Storing additional timestamp-type information as a field?

I’m storing some time-series data from find3 in InfluxDB.

One of the fields will be a “first_seen” field, which is a timestamp of when a given device was last-seen.

Example might be:

      "devices": [
        {
          "device": "wifi-fa:d2:44:55:d0:dd",
          "vendor": "?",
          "timestamp": "2018-07-21T22:22:52.833Z",
          "probability": 0.21,
          "randomized": true,
          "num_scanners": 1,
          "active_mins": 1,
          "first_seen": "2018-07-21T22:22:52.833Z"
        },

The plan is to have device, probability, active_mins and first_seen be fields, and vendor, randomized, num_scanners be tags.

According to the line protocol reference, fields can be of type float, integers, strings or booleans. But there’s no timestamp type?

Ideally I’d like to be able to do timestamp operations in InfluxDB on this field (e.g. earlier/later than comparisons etc.).

How do you do this in InfluxDB?

2 Likes

You are correct that fields can be floats, integers, strings, or booleans. At present, there is no timestamp type for fields. The docs give some good general recommendations for your InfluxDB schema design.

Could you also give an example of some of the timestamp operations you’d like to perform on InfluxDB using the “first_seen” field?

Example - I’d like to do deltas between first_seen and say, the current time (i.e. now), or the timestamp of that particular point.

I would store it as a nanoseconds since epoch integer.

1 Like

I’d love to know why the available field types doesn’t include timestamp. Is it a technical limitation? Or a design decision? Is there a discussion on this in an Influx Github repo somewhere? I’m asking solely out of curiosity. Given the nature of a time series database it does seem natural that a field could include a timestamp and that it could be operated upon similarly as the timestamp of a point itself (e.g. WHERE clause, etc.). I get that an integer field of nanoseconds is essentially equivalent to a timestamp, but without recognizing it as a timestamp there are various limitations in truly time-based queries and operations with it.

Hi @mkarlesky,

It is an interesting question , for me it does not seem natural.
I wonder what would be the added value of an extra timestamp field …
Do you have an example in mind ?

I can think of a couple cases I’ve encountered recently. The first is only inspired by some recent work; the second is an actual set of circumstances we are still working out because timestamps aren’t field types.

  1. Coordination of time keeping sources (a la NTP). The point in Influx would be timestamped with reference time while the point fields would include time as measured by remote devices. The math between point timestamp and field timestamp as well as between field timestamps in multiple points would allow tracking drifts, corrections, lags, etc. Perhaps there’s a way to do this solely with point timestamps.

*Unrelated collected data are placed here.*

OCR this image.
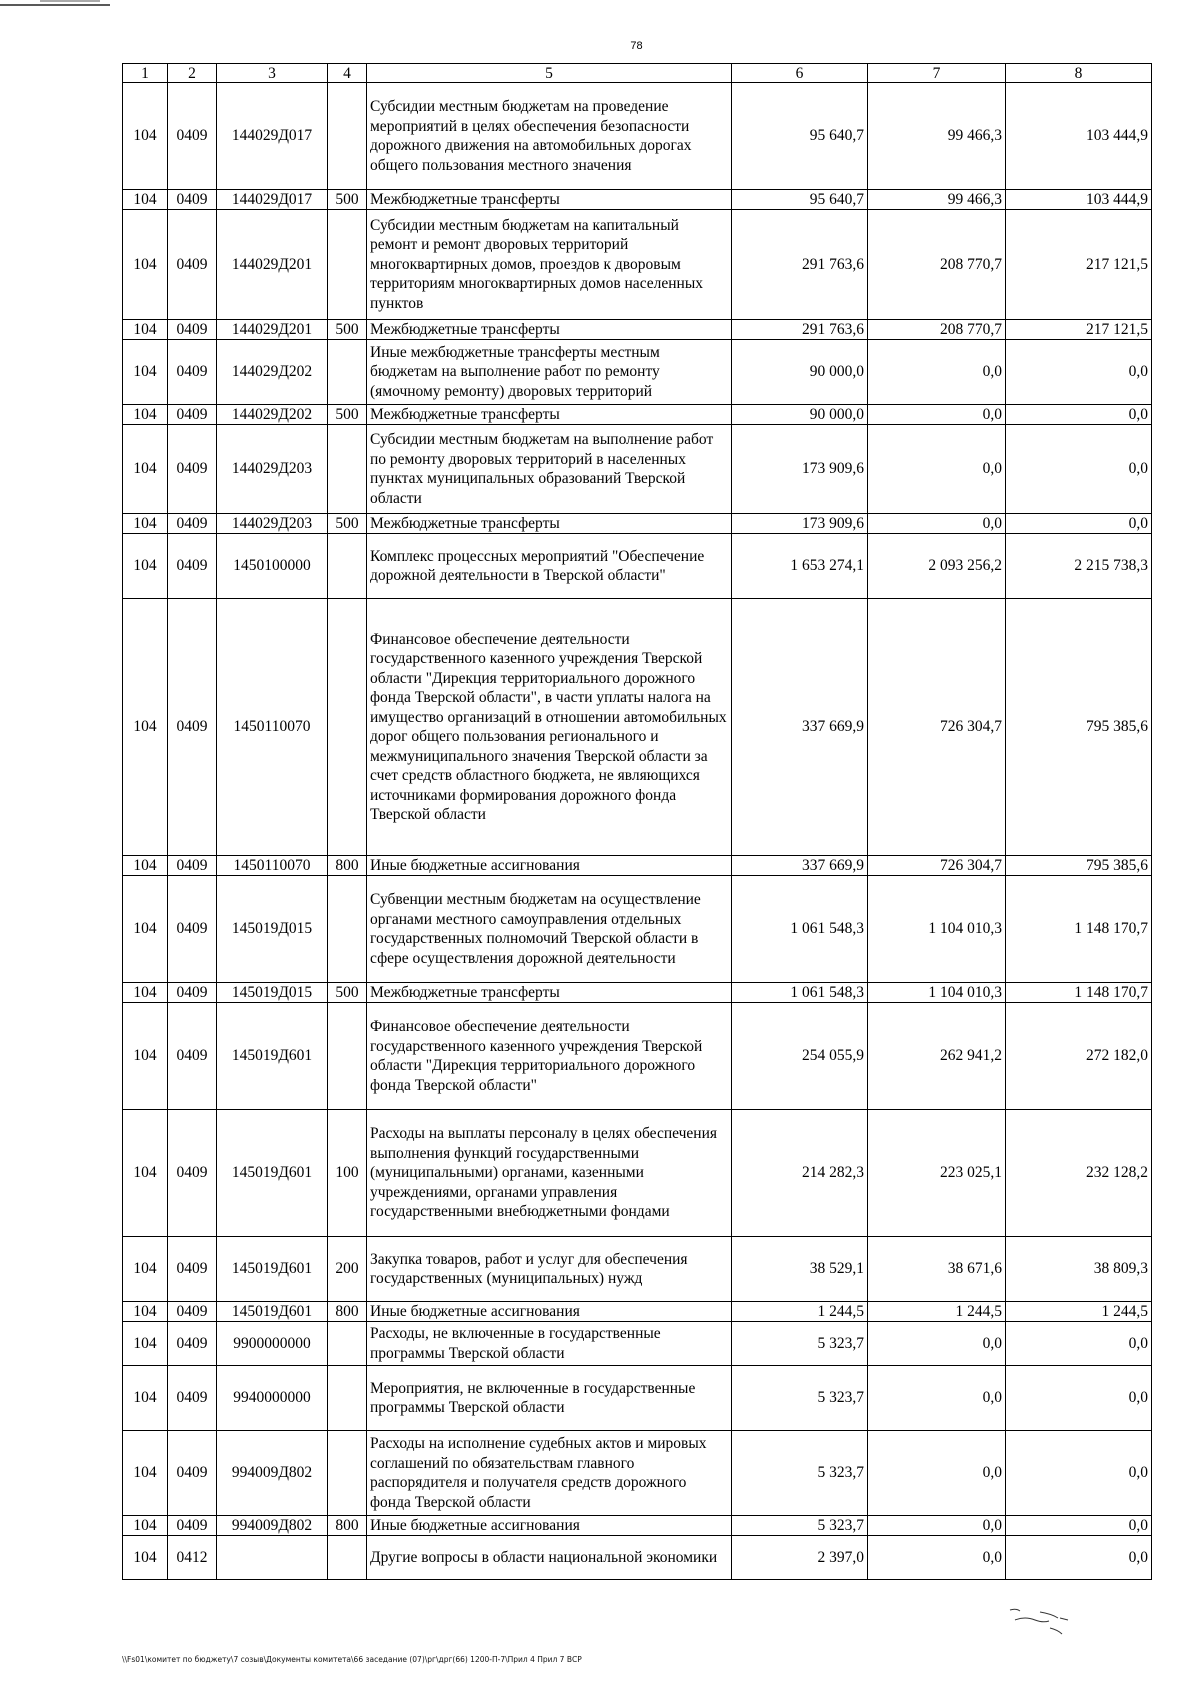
78
1	2	3	4	5	6	7	8
104	0409	144029Д017		Субсидии местным бюджетам на проведение мероприятий в целях обеспечения безопасности дорожного движения на автомобильных дорогах общего пользования местного значения	95 640,7	99 466,3	103 444,9
104	0409	144029Д017	500	Межбюджетные трансферты	95 640,7	99 466,3	103 444,9
104	0409	144029Д201		Субсидии местным бюджетам на капитальный ремонт и ремонт дворовых территорий многоквартирных домов, проездов к дворовым территориям многоквартирных домов населенных пунктов	291 763,6	208 770,7	217 121,5
104	0409	144029Д201	500	Межбюджетные трансферты	291 763,6	208 770,7	217 121,5
104	0409	144029Д202		Иные межбюджетные трансферты местным бюджетам на выполнение работ по ремонту (ямочному ремонту) дворовых территорий	90 000,0	0,0	0,0
104	0409	144029Д202	500	Межбюджетные трансферты	90 000,0	0,0	0,0
104	0409	144029Д203		Субсидии местным бюджетам на выполнение работ по ремонту дворовых территорий в населенных пунктах муниципальных образований Тверской области	173 909,6	0,0	0,0
104	0409	144029Д203	500	Межбюджетные трансферты	173 909,6	0,0	0,0
104	0409	1450100000		Комплекс процессных мероприятий "Обеспечение дорожной деятельности в Тверской области"	1 653 274,1	2 093 256,2	2 215 738,3
104	0409	1450110070		Финансовое обеспечение деятельности государственного казенного учреждения Тверской области "Дирекция территориального дорожного фонда Тверской области", в части уплаты налога на имущество организаций в отношении автомобильных дорог общего пользования регионального и межмуниципального значения Тверской области за счет средств областного бюджета, не являющихся источниками формирования дорожного фонда Тверской области	337 669,9	726 304,7	795 385,6
104	0409	1450110070	800	Иные бюджетные ассигнования	337 669,9	726 304,7	795 385,6
104	0409	145019Д015		Субвенции местным бюджетам на осуществление органами местного самоуправления отдельных государственных полномочий Тверской области в сфере осуществления дорожной деятельности	1 061 548,3	1 104 010,3	1 148 170,7
104	0409	145019Д015	500	Межбюджетные трансферты	1 061 548,3	1 104 010,3	1 148 170,7
104	0409	145019Д601		Финансовое обеспечение деятельности государственного казенного учреждения Тверской области "Дирекция территориального дорожного фонда Тверской области"	254 055,9	262 941,2	272 182,0
104	0409	145019Д601	100	Расходы на выплаты персоналу в целях обеспечения выполнения функций государственными (муниципальными) органами, казенными учреждениями, органами управления государственными внебюджетными фондами	214 282,3	223 025,1	232 128,2
104	0409	145019Д601	200	Закупка товаров, работ и услуг для обеспечения государственных (муниципальных) нужд	38 529,1	38 671,6	38 809,3
104	0409	145019Д601	800	Иные бюджетные ассигнования	1 244,5	1 244,5	1 244,5
104	0409	9900000000		Расходы, не включенные в государственные программы Тверской области	5 323,7	0,0	0,0
104	0409	9940000000		Мероприятия, не включенные в государственные программы Тверской области	5 323,7	0,0	0,0
104	0409	994009Д802		Расходы на исполнение судебных актов и мировых соглашений по обязательствам главного распорядителя и получателя средств дорожного фонда Тверской области	5 323,7	0,0	0,0
104	0409	994009Д802	800	Иные бюджетные ассигнования	5 323,7	0,0	0,0
104	0412			Другие вопросы в области национальной экономики	2 397,0	0,0	0,0
\\Fs01\комитет по бюджету\7 созыв\Документы комитета\66 заседание (07)\рг\дрг(66) 1200-П-7\Прил 4 Прил 7 ВСР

And, certainly there is a way to hack it by storing integer tick counts as fields. But, it would surely be easier and more effective to do this with time as a native field type and using Influx’s native time math and query abilities (especially as Flux comes online).
  2. Recording a “batch” that has a beginning time stamp and ending timestamp. Without timestamps as a field type, we may well have to separate the details of a batch into two different measurements. This necessitates some sort of unique Batch ID to correlate the measurements. But, since batches are unique and numerous, storing that unique ID as a tag causes cardinality issues. At least one good solution to this schema challenge would instead be the ability to store a single batch with both timestamps in a single point. Of course, we can store tick counts or durations instead of timestamps or use a field instead of a tag to store a Batch ID, but both of these solutions are probably a bit clunkier than storing well managed timestamps as fields.

Is there an update on this? This is essential for things like temperature forecasts where you need to store when the forecast was made and what day the forecast is for.

I second this request, In my case, there is a downstream application which receives stream of events. Those events have start and end times and they need to be stored so that users can later look up events in a specific time frame. This requires querying against start time and end time fields. Breaking it into two points makes code more complex and wastes storage.

Thanks!

Is there any update on this?

I would love that feature to have multiple timestamps in a measurement. In case you’re wondering for a valid use case .This grafana plugin (Gantt plugin for Grafana | Grafana Labs )
expects start and end time to be returned in order for it to create a gantt chart. Now the absence of multiple timestamps makes it impossible for this plugin to go well with influxdb.

That plug-in docs imply that you can customize it to suit the data you have, even telling it which fields contain the start and end times.

This means that although influxdb might not store the data natively in the way you want it, you should be able to use a query (from graphana ) to pull the data out and rearrange it into the structure this gantt module wants.